Yes I know it's an old thread but very good read.

Does anybody know how much is high enough dose and how long is too long to cause shutdown with Eq or Var?

**Big** · 01-12-2010, 06:50 PM

Originally Posted by Super22

is this saying u can take up to 300mg a week without being shut down?

of what? for how long?

**stevey_6t9** · 01-12-2010, 07:02 PM

Originally Posted by marcus300

I think the key word here is "damage" because no matter where the damage occurs the end result is people who use AAS tend to get testosterone treatment to support their damaged production sooner than they would of if AAS hadn't been used. I think the % is high which this relates to, which isnt from any studies ive seen but more or less from real life experiences from many bodybuilders over the yrs. Guess its something we come to terms with and a risk we take for the rewards, anyway HRT is goooooooood

it may be good but doesnt it cost you 2 grand a year?

**Big** · 01-12-2010, 07:20 PM

not if you have good insurance

**Swifto** · 01-13-2010, 05:11 AM

Originally Posted by pwnflow

Yes I know it's an old thread but very good read.

Does anybody know how much is high enough dose and how long is too long to cause shutdown with Eq or Var?

This is very individual.

Var is actually a fairly strong compound on the HPTA. Doses of 2.5mg/ED can cut LH fairly dramtically in some studies I have read.

EQ is relatively mild.

Why the question though?

If any androgen is used long enough or at a high enough dose and there is too much androgen activity in the hypothalamus, the sequence of " HPTA shutdown" will begin.

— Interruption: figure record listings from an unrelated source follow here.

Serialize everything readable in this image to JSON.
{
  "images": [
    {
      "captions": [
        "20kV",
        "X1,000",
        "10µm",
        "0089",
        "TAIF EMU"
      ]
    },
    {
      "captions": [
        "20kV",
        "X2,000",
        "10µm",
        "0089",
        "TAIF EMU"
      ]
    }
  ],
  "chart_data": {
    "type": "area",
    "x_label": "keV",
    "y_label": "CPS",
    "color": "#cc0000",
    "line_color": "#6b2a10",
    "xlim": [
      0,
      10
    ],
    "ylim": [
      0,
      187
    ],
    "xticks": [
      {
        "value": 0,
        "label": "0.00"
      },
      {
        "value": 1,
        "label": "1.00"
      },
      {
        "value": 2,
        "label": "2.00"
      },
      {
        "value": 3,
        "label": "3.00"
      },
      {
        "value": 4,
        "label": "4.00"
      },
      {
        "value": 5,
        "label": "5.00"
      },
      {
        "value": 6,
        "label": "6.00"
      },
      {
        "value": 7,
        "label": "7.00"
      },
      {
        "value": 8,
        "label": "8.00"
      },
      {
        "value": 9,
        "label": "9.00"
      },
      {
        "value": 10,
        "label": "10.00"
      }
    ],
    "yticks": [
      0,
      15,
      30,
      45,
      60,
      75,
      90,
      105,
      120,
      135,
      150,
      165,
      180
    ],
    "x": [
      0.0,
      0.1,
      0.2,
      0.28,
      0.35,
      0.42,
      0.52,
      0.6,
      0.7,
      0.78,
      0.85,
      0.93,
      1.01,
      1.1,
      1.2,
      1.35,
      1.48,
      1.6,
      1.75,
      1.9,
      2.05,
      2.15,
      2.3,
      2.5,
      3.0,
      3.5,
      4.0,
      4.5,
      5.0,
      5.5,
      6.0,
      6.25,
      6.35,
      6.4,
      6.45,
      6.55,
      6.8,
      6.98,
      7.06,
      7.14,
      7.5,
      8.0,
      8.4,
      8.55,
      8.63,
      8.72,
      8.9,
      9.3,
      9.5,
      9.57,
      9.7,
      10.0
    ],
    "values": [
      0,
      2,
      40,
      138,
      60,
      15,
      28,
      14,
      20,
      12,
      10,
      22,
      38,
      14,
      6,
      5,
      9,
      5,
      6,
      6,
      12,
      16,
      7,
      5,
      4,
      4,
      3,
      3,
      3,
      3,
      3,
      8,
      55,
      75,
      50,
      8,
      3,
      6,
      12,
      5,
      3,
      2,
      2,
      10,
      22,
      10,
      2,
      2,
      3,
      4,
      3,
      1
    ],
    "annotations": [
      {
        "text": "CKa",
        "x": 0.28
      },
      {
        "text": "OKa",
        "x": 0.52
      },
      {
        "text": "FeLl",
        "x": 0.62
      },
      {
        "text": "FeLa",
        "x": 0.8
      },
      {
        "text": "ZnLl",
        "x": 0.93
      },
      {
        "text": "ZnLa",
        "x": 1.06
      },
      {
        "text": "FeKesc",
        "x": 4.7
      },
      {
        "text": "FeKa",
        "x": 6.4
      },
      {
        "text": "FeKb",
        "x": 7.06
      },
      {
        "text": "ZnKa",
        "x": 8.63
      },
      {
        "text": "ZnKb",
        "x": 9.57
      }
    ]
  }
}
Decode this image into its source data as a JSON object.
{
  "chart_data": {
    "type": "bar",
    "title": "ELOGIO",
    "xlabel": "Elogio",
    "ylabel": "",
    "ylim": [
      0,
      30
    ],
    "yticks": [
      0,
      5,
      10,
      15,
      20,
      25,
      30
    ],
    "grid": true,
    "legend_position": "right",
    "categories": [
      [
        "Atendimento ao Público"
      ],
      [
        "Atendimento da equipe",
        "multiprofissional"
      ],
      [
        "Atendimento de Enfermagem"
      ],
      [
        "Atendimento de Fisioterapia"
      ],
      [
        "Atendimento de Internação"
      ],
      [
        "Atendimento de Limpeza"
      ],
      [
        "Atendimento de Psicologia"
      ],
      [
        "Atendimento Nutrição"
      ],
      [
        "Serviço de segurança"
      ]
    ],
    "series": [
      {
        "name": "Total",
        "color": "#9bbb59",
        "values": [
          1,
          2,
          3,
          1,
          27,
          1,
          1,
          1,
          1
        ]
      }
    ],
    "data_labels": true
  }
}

**pwnflow** · 01-13-2010, 06:07 AM

Originally Posted by Swifto

This is very individual.

Var is actually a fairly strong compound on the HPTA. Doses of 2.5mg/ED can cut LH fairly dramtically in some studies I have read.

EQ is relatively mild.

Why the question though?

If any androgen is used long enough or at a high enough dose and there is too much androgen activity in the hypothalamus, the sequence of " HPTA shutdown" will begin.

I am asking this because previously I though that 21yrs is enough to for the endocrine system to stabilize but I have recently come across that it might still fluctuate until 25yrs so looking for compounds that are easier on HPTA axis.

But I remember reading var androgenic activity is 24 while Eq's is 50 compared to test. Then wouldn't it imply that var will be easier on HPTA than Eq?

**jasperhup** · 01-13-2010, 05:42 PM

my 2 cents: i have done one cycle and ran hcg throughout. I made mistakes in my cycle and pct, potentially big ones IMO. My testes were barely smaller and after 2 weeks of pct (standard 100/100/50/50 and 40/40/20/20 stuff) I was right back at it and my strength leanness, energy are all better now than on cycle, although I did lose a little upper body mass (result of my training and pct mistakes).

So based on this, swifto's large article, and talking to other guys, I think HCG is simply essential to assure the best results, most kept gains, and least oppressive "shut down".